Spokane family harassed, stranded on Olympic Peninsula after locals accuse them of Antifa affiliation
FORKS, Wash. -- A multi-racial family from Spokane was harassed and trapped after locals accused them of being Antifa members and cut down trees to prevent them from leaving their campsite.
According to the Clallam County Sheriff's Office, deputies were dispatched Wednesday evening to Sitkum Sol Duc Road (locally known as the A Road) in Forks, where stranded campers had called for assistance. Trees had been cut down on the only road out of their campsite.
The campers were driving a full-sized school bus and told deputies they were planning to camp out overnight about five miles east of Highway 101.
Investigators said the four campers were a multi-racial family who had driven to the Olympic Peninsula from Spokane to camp. A husband, wife, 16-year-old girl and the husband's mother had driven to Forks Outfitters earlier that evening to buy camping supplies.

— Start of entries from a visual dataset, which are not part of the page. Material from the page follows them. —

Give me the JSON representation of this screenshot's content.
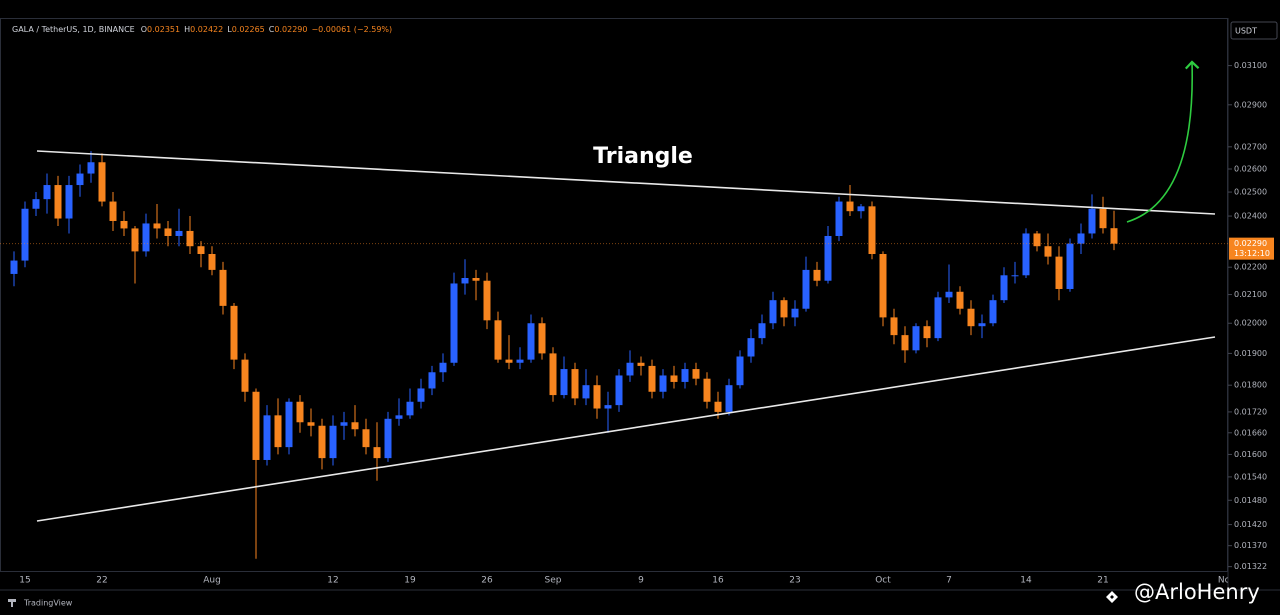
{
  "chart_data": {
    "type": "candlestick",
    "header": {
      "symbol": "GALA / TetherUS, 1D, BINANCE",
      "fields": [
        {
          "key": "O",
          "value": "0.02351"
        },
        {
          "key": "H",
          "value": "0.02422"
        },
        {
          "key": "L",
          "value": "0.02265"
        },
        {
          "key": "C",
          "value": "0.02290"
        }
      ],
      "change": "−0.00061 (−2.59%)"
    },
    "currency": "USDT",
    "annotation": "Triangle",
    "price_label": {
      "value": 0.0229,
      "label": "0.02290"
    },
    "countdown": "13:12:10",
    "brand": "TradingView",
    "watermark": "@ArloHenry",
    "up_color": "#2962ff",
    "down_color": "#f7851f",
    "log_scale": true,
    "grid": false,
    "ylim": [
      0.0131,
      0.0335
    ],
    "yticks": [
      {
        "value": 0.031,
        "label": "0.03100"
      },
      {
        "value": 0.029,
        "label": "0.02900"
      },
      {
        "value": 0.027,
        "label": "0.02700"
      },
      {
        "value": 0.026,
        "label": "0.02600"
      },
      {
        "value": 0.025,
        "label": "0.02500"
      },
      {
        "value": 0.024,
        "label": "0.02400"
      },
      {
        "value": 0.022,
        "label": "0.02200"
      },
      {
        "value": 0.021,
        "label": "0.02100"
      },
      {
        "value": 0.02,
        "label": "0.02000"
      },
      {
        "value": 0.019,
        "label": "0.01900"
      },
      {
        "value": 0.018,
        "label": "0.01800"
      },
      {
        "value": 0.0172,
        "label": "0.01720"
      },
      {
        "value": 0.0166,
        "label": "0.01660"
      },
      {
        "value": 0.016,
        "label": "0.01600"
      },
      {
        "value": 0.0154,
        "label": "0.01540"
      },
      {
        "value": 0.0148,
        "label": "0.01480"
      },
      {
        "value": 0.0142,
        "label": "0.01420"
      },
      {
        "value": 0.0137,
        "label": "0.01370"
      },
      {
        "value": 0.01322,
        "label": "0.01322"
      }
    ],
    "categories": [
      null,
      "15",
      null,
      null,
      null,
      null,
      null,
      null,
      "22",
      null,
      null,
      null,
      null,
      null,
      null,
      null,
      null,
      null,
      "Aug",
      null,
      null,
      null,
      null,
      null,
      null,
      null,
      null,
      null,
      null,
      "12",
      null,
      null,
      null,
      null,
      null,
      null,
      "19",
      null,
      null,
      null,
      null,
      null,
      null,
      "26",
      null,
      null,
      null,
      null,
      null,
      "Sep",
      null,
      null,
      null,
      null,
      null,
      null,
      null,
      "9",
      null,
      null,
      null,
      null,
      null,
      null,
      "16",
      null,
      null,
      null,
      null,
      null,
      null,
      "23",
      null,
      null,
      null,
      null,
      null,
      null,
      null,
      "Oct",
      null,
      null,
      null,
      null,
      null,
      "7",
      null,
      null,
      null,
      null,
      null,
      null,
      "14",
      null,
      null,
      null,
      null,
      null,
      null,
      "21",
      null,
      null,
      null,
      null,
      null,
      null,
      null,
      null,
      null,
      null,
      "No"
    ],
    "open": [
      0.02175,
      0.02225,
      0.0243,
      0.0247,
      0.0253,
      0.0239,
      0.0253,
      0.0258,
      0.0263,
      0.0246,
      0.0238,
      0.0235,
      0.0226,
      0.0237,
      0.0235,
      0.0232,
      0.0234,
      0.0228,
      0.0225,
      0.0219,
      0.0206,
      0.0188,
      0.0178,
      0.01585,
      0.0171,
      0.0162,
      0.0175,
      0.0169,
      0.0168,
      0.0159,
      0.0168,
      0.0169,
      0.0167,
      0.0162,
      0.0159,
      0.017,
      0.0171,
      0.0175,
      0.0179,
      0.0184,
      0.0187,
      0.0214,
      0.0216,
      0.0215,
      0.0201,
      0.0188,
      0.0187,
      0.0188,
      0.02,
      0.019,
      0.0177,
      0.0185,
      0.0176,
      0.018,
      0.0173,
      0.0174,
      0.0183,
      0.0187,
      0.0186,
      0.0178,
      0.0183,
      0.0181,
      0.0185,
      0.0182,
      0.0175,
      0.0172,
      0.018,
      0.0189,
      0.0195,
      0.02,
      0.0208,
      0.0202,
      0.0205,
      0.0219,
      0.0215,
      0.0232,
      0.0246,
      0.0242,
      0.0244,
      0.0225,
      0.0202,
      0.0196,
      0.0191,
      0.0199,
      0.0195,
      0.0209,
      0.0211,
      0.0205,
      0.0199,
      0.02,
      0.0208,
      0.0217,
      0.0217,
      0.0233,
      0.0228,
      0.0224,
      0.0212,
      0.0229,
      0.0233,
      0.0243,
      0.02351,
      null,
      null,
      null,
      null,
      null,
      null,
      null,
      null,
      null,
      null
    ],
    "high": [
      0.0226,
      0.0246,
      0.025,
      0.0258,
      0.0257,
      0.0257,
      0.0262,
      0.0268,
      0.0267,
      0.025,
      0.0242,
      0.0236,
      0.0241,
      0.0245,
      0.0238,
      0.0243,
      0.024,
      0.023,
      0.0228,
      0.0222,
      0.0207,
      0.019,
      0.0179,
      0.0174,
      0.0176,
      0.0176,
      0.0177,
      0.0173,
      0.017,
      0.0171,
      0.0172,
      0.0174,
      0.017,
      0.0169,
      0.0172,
      0.0176,
      0.0179,
      0.0182,
      0.0186,
      0.019,
      0.0218,
      0.0223,
      0.0219,
      0.0218,
      0.0204,
      0.0196,
      0.0192,
      0.0203,
      0.0202,
      0.0192,
      0.0189,
      0.0187,
      0.0185,
      0.0183,
      0.0178,
      0.0185,
      0.0191,
      0.0189,
      0.0188,
      0.0185,
      0.0186,
      0.0187,
      0.0187,
      0.0184,
      0.0178,
      0.0182,
      0.0191,
      0.0198,
      0.0203,
      0.0211,
      0.0209,
      0.0208,
      0.0224,
      0.0222,
      0.0236,
      0.0248,
      0.0253,
      0.0245,
      0.0246,
      0.0226,
      0.0205,
      0.0199,
      0.02,
      0.0201,
      0.0211,
      0.0221,
      0.0213,
      0.0208,
      0.0203,
      0.021,
      0.022,
      0.0222,
      0.0235,
      0.0234,
      0.0233,
      0.0228,
      0.0231,
      0.0237,
      0.0249,
      0.0248,
      0.02422,
      null,
      null,
      null,
      null,
      null,
      null,
      null,
      null,
      null,
      null
    ],
    "low": [
      0.0213,
      0.022,
      0.024,
      0.0241,
      0.0236,
      0.0233,
      0.0248,
      0.0254,
      0.0244,
      0.0234,
      0.0232,
      0.0214,
      0.0224,
      0.0231,
      0.0228,
      0.0228,
      0.0225,
      0.022,
      0.0217,
      0.0203,
      0.0185,
      0.0175,
      0.0134,
      0.0157,
      0.016,
      0.016,
      0.0166,
      0.0165,
      0.0156,
      0.0157,
      0.0164,
      0.0165,
      0.016,
      0.0153,
      0.0158,
      0.0168,
      0.017,
      0.0173,
      0.0177,
      0.0181,
      0.0186,
      0.021,
      0.0208,
      0.0198,
      0.0187,
      0.0185,
      0.0185,
      0.0187,
      0.0188,
      0.0175,
      0.0176,
      0.0174,
      0.0174,
      0.017,
      0.0166,
      0.0172,
      0.0181,
      0.0183,
      0.0176,
      0.0176,
      0.0179,
      0.0179,
      0.018,
      0.0173,
      0.017,
      0.0171,
      0.0179,
      0.0187,
      0.0193,
      0.0198,
      0.0199,
      0.0199,
      0.0204,
      0.0213,
      0.0214,
      0.023,
      0.024,
      0.0239,
      0.0223,
      0.0199,
      0.0193,
      0.0187,
      0.019,
      0.0192,
      0.0194,
      0.0207,
      0.0203,
      0.0196,
      0.0195,
      0.0199,
      0.0207,
      0.0214,
      0.0216,
      0.0226,
      0.0221,
      0.0208,
      0.0211,
      0.0225,
      0.0231,
      0.0233,
      0.02265,
      null,
      null,
      null,
      null,
      null,
      null,
      null,
      null,
      null,
      null
    ],
    "close": [
      0.02225,
      0.0243,
      0.0247,
      0.0253,
      0.0239,
      0.0253,
      0.0258,
      0.0263,
      0.0246,
      0.0238,
      0.0235,
      0.0226,
      0.0237,
      0.0235,
      0.0232,
      0.0234,
      0.0228,
      0.0225,
      0.0219,
      0.0206,
      0.0188,
      0.0178,
      0.01585,
      0.0171,
      0.0162,
      0.0175,
      0.0169,
      0.0168,
      0.0159,
      0.0168,
      0.0169,
      0.0167,
      0.0162,
      0.0159,
      0.017,
      0.0171,
      0.0175,
      0.0179,
      0.0184,
      0.0187,
      0.0214,
      0.0216,
      0.0215,
      0.0201,
      0.0188,
      0.0187,
      0.0188,
      0.02,
      0.019,
      0.0177,
      0.0185,
      0.0176,
      0.018,
      0.0173,
      0.0174,
      0.0183,
      0.0187,
      0.0186,
      0.0178,
      0.0183,
      0.0181,
      0.0185,
      0.0182,
      0.0175,
      0.0172,
      0.018,
      0.0189,
      0.0195,
      0.02,
      0.0208,
      0.0202,
      0.0205,
      0.0219,
      0.0215,
      0.0232,
      0.0246,
      0.0242,
      0.0244,
      0.0225,
      0.0202,
      0.0196,
      0.0191,
      0.0199,
      0.0195,
      0.0209,
      0.0211,
      0.0205,
      0.0199,
      0.02,
      0.0208,
      0.0217,
      0.0217,
      0.0233,
      0.0228,
      0.0224,
      0.0212,
      0.0229,
      0.0233,
      0.0243,
      0.02351,
      0.0229,
      null,
      null,
      null,
      null,
      null,
      null,
      null,
      null,
      null,
      null
    ]
  }
}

There, they said seven or eight carloads of people confronted them in the grocery store parking lot, repeatedly asking them if they were Antifa protesters.

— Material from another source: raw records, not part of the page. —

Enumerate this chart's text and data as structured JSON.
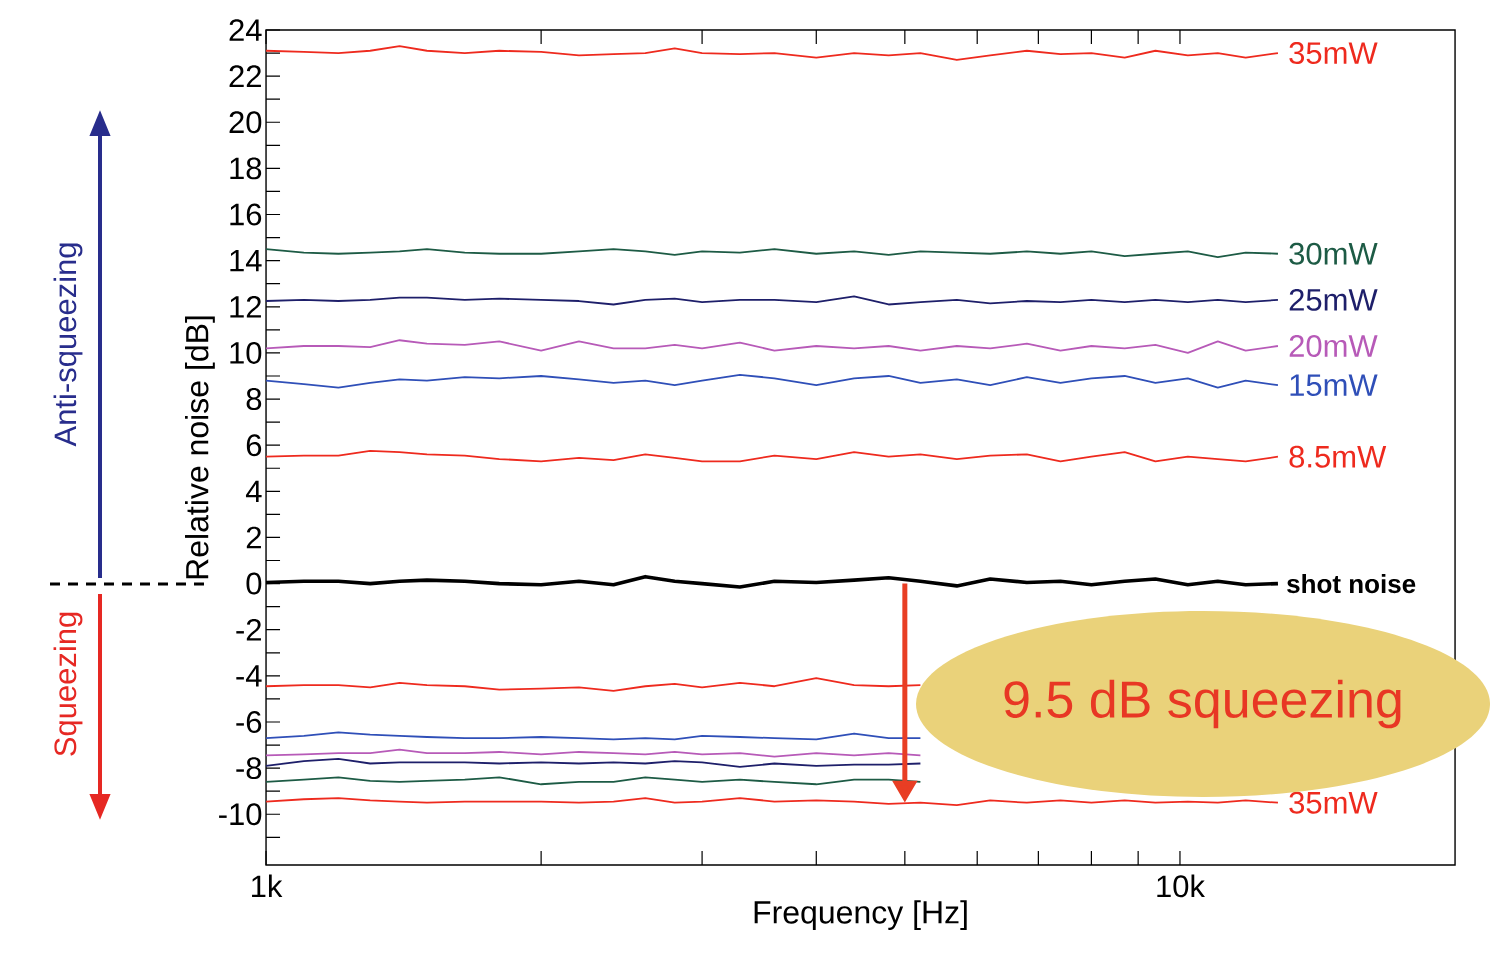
{
  "chart_data": {
    "type": "line",
    "xlabel": "Frequency [Hz]",
    "ylabel": "Relative noise [dB]",
    "log": "x",
    "xlim": [
      1000,
      20000
    ],
    "ylim": [
      -12.2,
      24
    ],
    "xticks": [
      {
        "value": 1000,
        "label": "1k"
      },
      {
        "value": 2000,
        "label": null
      },
      {
        "value": 3000,
        "label": null
      },
      {
        "value": 4000,
        "label": null
      },
      {
        "value": 5000,
        "label": null
      },
      {
        "value": 6000,
        "label": null
      },
      {
        "value": 7000,
        "label": null
      },
      {
        "value": 8000,
        "label": null
      },
      {
        "value": 9000,
        "label": null
      },
      {
        "value": 10000,
        "label": "10k"
      }
    ],
    "yticks": [
      -10,
      {
        "value": -11,
        "label": null
      },
      {
        "value": -9,
        "label": null
      },
      -8,
      {
        "value": -7,
        "label": null
      },
      -6,
      {
        "value": -5,
        "label": null
      },
      -4,
      {
        "value": -3,
        "label": null
      },
      -2,
      {
        "value": -1,
        "label": null
      },
      0,
      {
        "value": 1,
        "label": null
      },
      2,
      {
        "value": 3,
        "label": null
      },
      4,
      {
        "value": 5,
        "label": null
      },
      6,
      {
        "value": 7,
        "label": null
      },
      8,
      {
        "value": 9,
        "label": null
      },
      10,
      {
        "value": 11,
        "label": null
      },
      12,
      {
        "value": 13,
        "label": null
      },
      14,
      {
        "value": 15,
        "label": null
      },
      16,
      {
        "value": 17,
        "label": null
      },
      18,
      {
        "value": 19,
        "label": null
      },
      20,
      {
        "value": 21,
        "label": null
      },
      22,
      {
        "value": 23,
        "label": null
      },
      24
    ],
    "x": [
      1000,
      1100,
      1200,
      1300,
      1400,
      1500,
      1650,
      1800,
      2000,
      2200,
      2400,
      2600,
      2800,
      3000,
      3300,
      3600,
      4000,
      4400,
      4800,
      5200,
      5700,
      6200,
      6800,
      7400,
      8000,
      8700,
      9400,
      10200,
      11000,
      11800,
      12800
    ],
    "series": [
      {
        "name": "35mW",
        "color": "#ee2a1e",
        "values": [
          23.1,
          23.05,
          23.0,
          23.1,
          23.3,
          23.1,
          23.0,
          23.1,
          23.05,
          22.9,
          22.95,
          23.0,
          23.2,
          23.0,
          22.95,
          23.0,
          22.8,
          23.0,
          22.9,
          23.0,
          22.7,
          22.9,
          23.1,
          22.95,
          23.0,
          22.8,
          23.1,
          22.9,
          23.0,
          22.8,
          23.0
        ]
      },
      {
        "name": "30mW",
        "color": "#1d5b45",
        "values": [
          14.5,
          14.35,
          14.3,
          14.35,
          14.4,
          14.5,
          14.35,
          14.3,
          14.3,
          14.4,
          14.5,
          14.4,
          14.25,
          14.4,
          14.35,
          14.5,
          14.3,
          14.4,
          14.25,
          14.4,
          14.35,
          14.3,
          14.4,
          14.3,
          14.4,
          14.2,
          14.3,
          14.4,
          14.15,
          14.35,
          14.3
        ]
      },
      {
        "name": "25mW",
        "color": "#1e1f6a",
        "values": [
          12.25,
          12.3,
          12.25,
          12.3,
          12.4,
          12.4,
          12.3,
          12.35,
          12.3,
          12.25,
          12.1,
          12.3,
          12.35,
          12.2,
          12.3,
          12.3,
          12.2,
          12.45,
          12.1,
          12.2,
          12.3,
          12.15,
          12.25,
          12.2,
          12.3,
          12.2,
          12.3,
          12.2,
          12.3,
          12.2,
          12.3
        ]
      },
      {
        "name": "20mW",
        "color": "#b75ab8",
        "values": [
          10.2,
          10.3,
          10.3,
          10.25,
          10.55,
          10.4,
          10.35,
          10.5,
          10.1,
          10.5,
          10.2,
          10.2,
          10.35,
          10.2,
          10.45,
          10.1,
          10.3,
          10.2,
          10.3,
          10.1,
          10.3,
          10.2,
          10.4,
          10.1,
          10.3,
          10.2,
          10.35,
          10.0,
          10.5,
          10.1,
          10.3
        ]
      },
      {
        "name": "15mW",
        "color": "#2f4fb8",
        "values": [
          8.8,
          8.65,
          8.5,
          8.7,
          8.85,
          8.8,
          8.95,
          8.9,
          9.0,
          8.85,
          8.7,
          8.8,
          8.6,
          8.8,
          9.05,
          8.9,
          8.6,
          8.9,
          9.0,
          8.7,
          8.85,
          8.6,
          8.95,
          8.7,
          8.9,
          9.0,
          8.7,
          8.9,
          8.5,
          8.8,
          8.6
        ]
      },
      {
        "name": "8.5mW",
        "color": "#ee2a1e",
        "values": [
          5.5,
          5.55,
          5.55,
          5.75,
          5.7,
          5.6,
          5.55,
          5.4,
          5.3,
          5.45,
          5.35,
          5.6,
          5.45,
          5.3,
          5.3,
          5.55,
          5.4,
          5.7,
          5.5,
          5.6,
          5.4,
          5.55,
          5.6,
          5.3,
          5.5,
          5.7,
          5.3,
          5.5,
          5.4,
          5.3,
          5.5
        ]
      },
      {
        "name": "shot noise",
        "color": "#000000",
        "values": [
          0.05,
          0.1,
          0.1,
          0.0,
          0.1,
          0.15,
          0.1,
          0.0,
          -0.05,
          0.1,
          -0.05,
          0.3,
          0.1,
          0.0,
          -0.15,
          0.1,
          0.05,
          0.15,
          0.25,
          0.1,
          -0.1,
          0.2,
          0.05,
          0.1,
          -0.05,
          0.1,
          0.2,
          -0.05,
          0.1,
          -0.05,
          0.0
        ]
      },
      {
        "color": "#ee2a1e",
        "values": [
          -4.45,
          -4.4,
          -4.4,
          -4.5,
          -4.3,
          -4.4,
          -4.45,
          -4.6,
          -4.55,
          -4.5,
          -4.65,
          -4.45,
          -4.35,
          -4.5,
          -4.3,
          -4.45,
          -4.1,
          -4.4,
          -4.45,
          -4.4,
          null,
          null,
          null,
          null,
          null,
          null,
          null,
          null,
          null,
          null,
          null
        ]
      },
      {
        "color": "#2f4fb8",
        "values": [
          -6.7,
          -6.6,
          -6.45,
          -6.55,
          -6.6,
          -6.65,
          -6.7,
          -6.7,
          -6.65,
          -6.7,
          -6.75,
          -6.7,
          -6.75,
          -6.6,
          -6.65,
          -6.7,
          -6.75,
          -6.5,
          -6.7,
          -6.7,
          null,
          null,
          null,
          null,
          null,
          null,
          null,
          null,
          null,
          null,
          null
        ]
      },
      {
        "color": "#b75ab8",
        "values": [
          -7.45,
          -7.4,
          -7.35,
          -7.35,
          -7.2,
          -7.35,
          -7.35,
          -7.3,
          -7.4,
          -7.3,
          -7.35,
          -7.4,
          -7.3,
          -7.4,
          -7.35,
          -7.5,
          -7.35,
          -7.45,
          -7.35,
          -7.45,
          null,
          null,
          null,
          null,
          null,
          null,
          null,
          null,
          null,
          null,
          null
        ]
      },
      {
        "color": "#1e1f6a",
        "values": [
          -7.9,
          -7.7,
          -7.6,
          -7.8,
          -7.75,
          -7.75,
          -7.75,
          -7.8,
          -7.75,
          -7.8,
          -7.75,
          -7.8,
          -7.7,
          -7.75,
          -7.95,
          -7.8,
          -7.9,
          -7.85,
          -7.85,
          -7.8,
          null,
          null,
          null,
          null,
          null,
          null,
          null,
          null,
          null,
          null,
          null
        ]
      },
      {
        "color": "#1d5b45",
        "values": [
          -8.6,
          -8.5,
          -8.4,
          -8.55,
          -8.6,
          -8.55,
          -8.5,
          -8.4,
          -8.7,
          -8.6,
          -8.6,
          -8.4,
          -8.5,
          -8.6,
          -8.5,
          -8.6,
          -8.7,
          -8.5,
          -8.5,
          -8.6,
          null,
          null,
          null,
          null,
          null,
          null,
          null,
          null,
          null,
          null,
          null
        ]
      },
      {
        "name": "35mW",
        "color": "#ee2a1e",
        "values": [
          -9.45,
          -9.35,
          -9.3,
          -9.4,
          -9.45,
          -9.5,
          -9.45,
          -9.45,
          -9.45,
          -9.5,
          -9.45,
          -9.3,
          -9.5,
          -9.45,
          -9.3,
          -9.45,
          -9.4,
          -9.45,
          -9.55,
          -9.5,
          -9.6,
          -9.4,
          -9.5,
          -9.4,
          -9.5,
          -9.4,
          -9.5,
          -9.45,
          -9.5,
          -9.4,
          -9.5
        ]
      }
    ],
    "annotations": [
      "Anti-squeezing",
      "Squeezing",
      {
        "text": "9.5 dB squeezing",
        "x": 5000,
        "y": -9.5
      }
    ]
  }
}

The family said they were not associated with any group and were only there to camp. They said they had to drive their bus around the vehicles to get back onto the highway.
At least four vehicles followed them, with some of the people in the vehicles carrying semi-automatic rifles, the family told deputies.
The family drove the bus to the A Road and onto a logging spur road, where they pitched a tent. They decided to pack up their camp and leave after hearing gun shots in the distance and power saws down the road.
Four Forks High School students were using a chainsaw to clear the roadway for the family when deputies arrived.
Deputies escorted the family to the sheriff's office, interviewed them, and then helped them get out of town.
Detectives are investigating the incident and asking anyone with information to contact the Clallam County Sheriff's Office.
The theories about antifa — short for “anti-fascists” and an umbrella term for lefitst militant groups that confront or resist neo-Nazis and white supremacists at demonstrations — have trickled through cities across the country in recent days.
Police departments say people are phoning in “tips” they see on social media claiming antifa is sending buses or even planes full of antifa activists to their area.